Tuesday, May 19, 2009

Founders' Biographies 1-3

Amir Nayyerhabibi
President & Chief Executive Officer

Amir Nayyerhabibi co-founded Cortina Systems in June 2001 with the vision of building the next great semiconductor company, focused on removing infrastructure bottlenecks and delivering efficient bandwidth across the network. As President, CEO and Board of Directors member, Amir enabled Cortina's stellar growth by raising over $200M in equity financing and acquiring four companies. In 2004, Cortina acquired Azanda Network Devices, a fabless semiconductor company in the traffic management domain, recognized as one of the "Startups to Watch" by the Fabless Semiconductor Association in 2002. In 2006, Cortina acquired Intel's Optical Networking Division, and kick-started an industry consolidation that is now underway.

In 2007 and 2008, Cortina entered the passive optical networking market through the acquisition of Immenstar, and the digital home market through the acquisition of Storm Semiconductor.

Prior to Cortina Amir and his co-founding team engaged in creating a boutique semiconductor fund call SFO ventures that led to creation of Cortina. While at Cisco Systems, Amir was senior director of engineering in charge of the GSR12000, Cisco's flagship router His team delivered the most powerful router platform in the industry. While at Cisco, he also helped to build Auroranetics, founded on investment from Raza Ventures and Kodiak Ventures.

Amir has been a serial entrepreneur. His first company, StratumOne, founded in 1998, was funded by two venture rounds from Sequoia, IVP and Brentwood. At StratumOne, Amir built and managed the engineering team. He also acted as COO until just before the company's acquisition by Cisco Systems in 1999.

Before StratumOne, Amir held senior executive positions in three companies developing state- of-the- art microprocessors: Silicon Graphics (which acquired MIPS Computer Systems), MIPS, and Intel Corporation.

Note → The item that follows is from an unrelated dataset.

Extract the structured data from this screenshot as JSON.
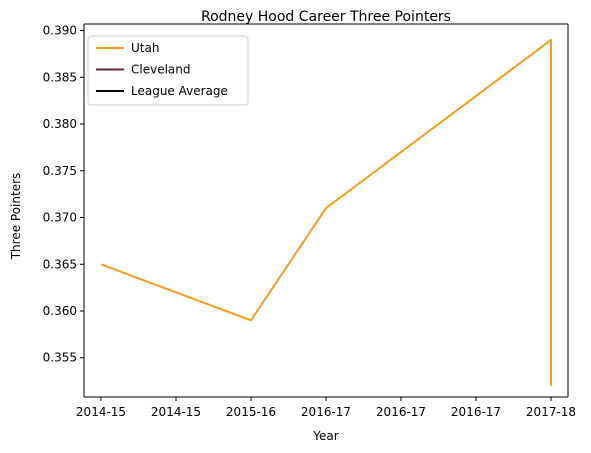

At Silicon Graphics (1992 - 1997), Amir's team was responsible for multiple CPU developments, including the R4400, R8000 and R10000. At MIPS Computer Systems, Amir held various executive roles as one of the early developers of the R4000 processor which was the foundation of MIPS' successful IPO in 1991.

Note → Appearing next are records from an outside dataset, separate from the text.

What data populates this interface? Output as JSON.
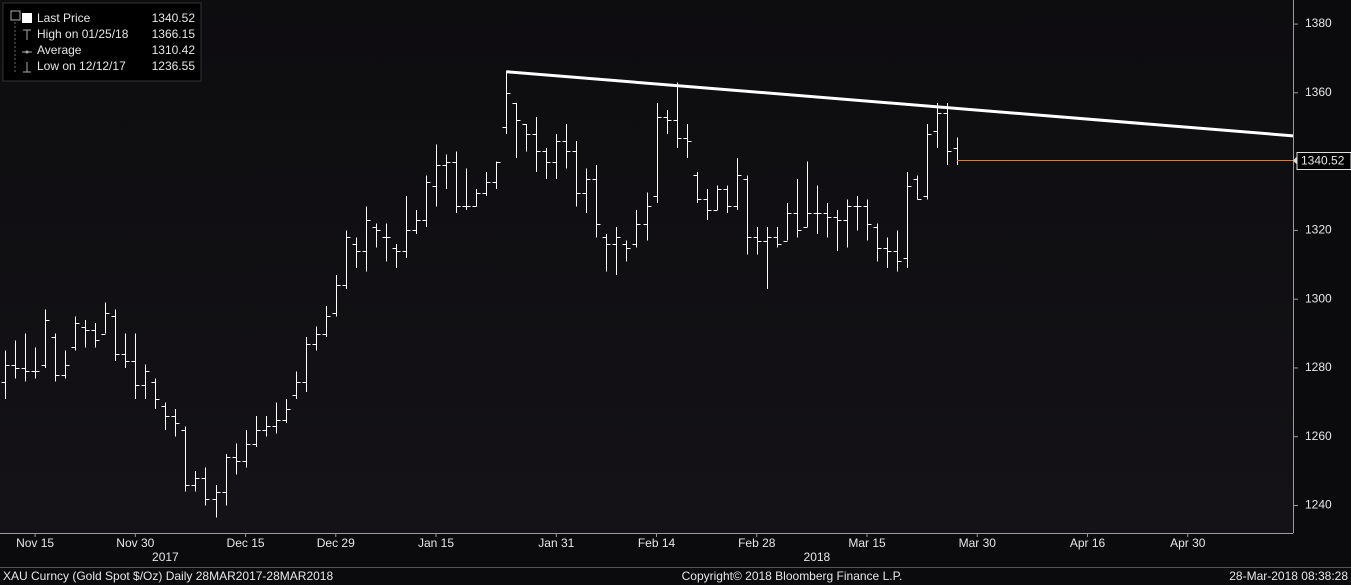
{
  "chart_data": {
    "type": "ohlc",
    "legend": [
      {
        "label": "Last Price",
        "value": 1340.52
      },
      {
        "label": "High on 01/25/18",
        "value": 1366.15
      },
      {
        "label": "Average",
        "value": 1310.42
      },
      {
        "label": "Low on 12/12/17",
        "value": 1236.55
      }
    ],
    "series": [
      {
        "color": "#ffffff",
        "open": [
          1276,
          1281,
          1280,
          1279,
          1281,
          1289,
          1278,
          1286,
          1292,
          1291,
          1290,
          1295,
          1284,
          1282,
          1275,
          1276,
          1269,
          1266,
          1262,
          1246,
          1248,
          1242,
          1244,
          1254,
          1253,
          1258,
          1262,
          1263,
          1265,
          1272,
          1276,
          1287,
          1290,
          1296,
          1304,
          1316,
          1314,
          1321,
          1318,
          1315,
          1314,
          1320,
          1323,
          1333,
          1339,
          1340,
          1327,
          1327,
          1331,
          1334,
          1350,
          1357,
          1351,
          1348,
          1343,
          1340,
          1346,
          1343,
          1331,
          1335,
          1318,
          1316,
          1316,
          1316,
          1322,
          1330,
          1353,
          1352,
          1347,
          1336,
          1329,
          1326,
          1332,
          1327,
          1335,
          1318,
          1317,
          1318,
          1317,
          1325,
          1321,
          1325,
          1325,
          1324,
          1323,
          1327,
          1327,
          1321,
          1315,
          1314,
          1312,
          1335,
          1330,
          1349,
          1354,
          1344
        ],
        "high": [
          1285,
          1288,
          1290,
          1286,
          1297,
          1290,
          1285,
          1295,
          1294,
          1293,
          1299,
          1297,
          1290,
          1290,
          1281,
          1277,
          1270,
          1268,
          1263,
          1250,
          1251,
          1246,
          1255,
          1258,
          1262,
          1266,
          1266,
          1270,
          1271,
          1279,
          1289,
          1292,
          1298,
          1307,
          1320,
          1318,
          1327,
          1322,
          1322,
          1316,
          1330,
          1326,
          1336,
          1345,
          1342,
          1343,
          1338,
          1332,
          1337,
          1340,
          1366.15,
          1357,
          1351,
          1353,
          1344,
          1348,
          1351,
          1346,
          1338,
          1339,
          1319,
          1321,
          1317,
          1326,
          1331,
          1357,
          1355,
          1363,
          1351,
          1337,
          1332,
          1333,
          1333,
          1341,
          1336,
          1321,
          1321,
          1321,
          1328,
          1335,
          1340,
          1333,
          1328,
          1326,
          1329,
          1330,
          1329,
          1322,
          1318,
          1320,
          1337,
          1336,
          1351,
          1357,
          1357,
          1347
        ],
        "low": [
          1271,
          1277,
          1276,
          1277,
          1280,
          1276,
          1277,
          1285,
          1286,
          1286,
          1290,
          1282,
          1280,
          1271,
          1271,
          1268,
          1262,
          1260,
          1244,
          1244,
          1240,
          1236.55,
          1240,
          1249,
          1251,
          1257,
          1260,
          1261,
          1264,
          1271,
          1273,
          1285,
          1289,
          1295,
          1303,
          1309,
          1308,
          1315,
          1311,
          1309,
          1312,
          1319,
          1321,
          1327,
          1332,
          1325,
          1326,
          1327,
          1330,
          1332,
          1348,
          1341,
          1343,
          1337,
          1335,
          1335,
          1338,
          1327,
          1325,
          1318,
          1308,
          1307,
          1311,
          1315,
          1317,
          1328,
          1348,
          1344,
          1341,
          1328,
          1323,
          1326,
          1325,
          1326,
          1313,
          1313,
          1303,
          1315,
          1317,
          1318,
          1321,
          1319,
          1318,
          1314,
          1315,
          1320,
          1317,
          1311,
          1309,
          1308,
          1309,
          1329,
          1329,
          1344,
          1339,
          1339
        ],
        "close": [
          1281,
          1280,
          1279,
          1279,
          1294,
          1278,
          1281,
          1293,
          1291,
          1288,
          1296,
          1284,
          1282,
          1275,
          1279,
          1271,
          1266,
          1264,
          1246,
          1248,
          1242,
          1244,
          1254,
          1253,
          1258,
          1262,
          1263,
          1265,
          1268,
          1276,
          1287,
          1290,
          1295,
          1304,
          1318,
          1314,
          1323,
          1320,
          1318,
          1314,
          1320,
          1323,
          1334,
          1339,
          1340,
          1327,
          1327,
          1331,
          1334,
          1340,
          1360,
          1352,
          1348,
          1343,
          1340,
          1346,
          1343,
          1331,
          1335,
          1322,
          1316,
          1318,
          1315,
          1322,
          1327,
          1353,
          1352,
          1347,
          1346,
          1329,
          1326,
          1332,
          1327,
          1336,
          1318,
          1317,
          1318,
          1316,
          1325,
          1320,
          1325,
          1325,
          1324,
          1323,
          1327,
          1327,
          1322,
          1315,
          1314,
          1311,
          1333,
          1329,
          1348,
          1354,
          1343,
          1340.52
        ]
      }
    ],
    "trendline": {
      "color": "#ffffff",
      "x": [
        50,
        128.5
      ],
      "values": [
        1366.15,
        1347.5
      ]
    },
    "last_price_color": "#f07a1a",
    "xlim": [
      -0.5,
      128.5
    ],
    "xticks": [
      {
        "value": 3,
        "label": "Nov 15"
      },
      {
        "value": 13,
        "label": "Nov 30"
      },
      {
        "value": 24,
        "label": "Dec 15"
      },
      {
        "value": 33,
        "label": "Dec 29"
      },
      {
        "value": 43,
        "label": "Jan 15"
      },
      {
        "value": 55,
        "label": "Jan 31"
      },
      {
        "value": 65,
        "label": "Feb 14"
      },
      {
        "value": 75,
        "label": "Feb 28"
      },
      {
        "value": 86,
        "label": "Mar 15"
      },
      {
        "value": 97,
        "label": "Mar 30"
      },
      {
        "value": 108,
        "label": "Apr 16"
      },
      {
        "value": 118,
        "label": "Apr 30"
      }
    ],
    "year_ticks": [
      {
        "value": 16,
        "label": "2017"
      },
      {
        "value": 81,
        "label": "2018"
      }
    ],
    "ylim": [
      1232,
      1387
    ],
    "yticks": [
      1240,
      1260,
      1280,
      1300,
      1320,
      1340,
      1360,
      1380
    ],
    "footer": {
      "security": "XAU Curncy (Gold Spot  $/Oz)  Daily 28MAR2017-28MAR2018",
      "copyright": "Copyright© 2018 Bloomberg Finance L.P.",
      "timestamp": "28-Mar-2018 08:38:28"
    }
  }
}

At Intel Corporation (1982 -1989), where Amir began his career, he was one of the key developers of microprocessors that defined Intel's successful entry into the PC market. He was part of the teams which developed the 80286, 80386 and managed the 80486 microprocessors.
Mr. Nayyerhabibi holds a Master of Science Degree in Information and Electrical Engineering from the University of Illinois.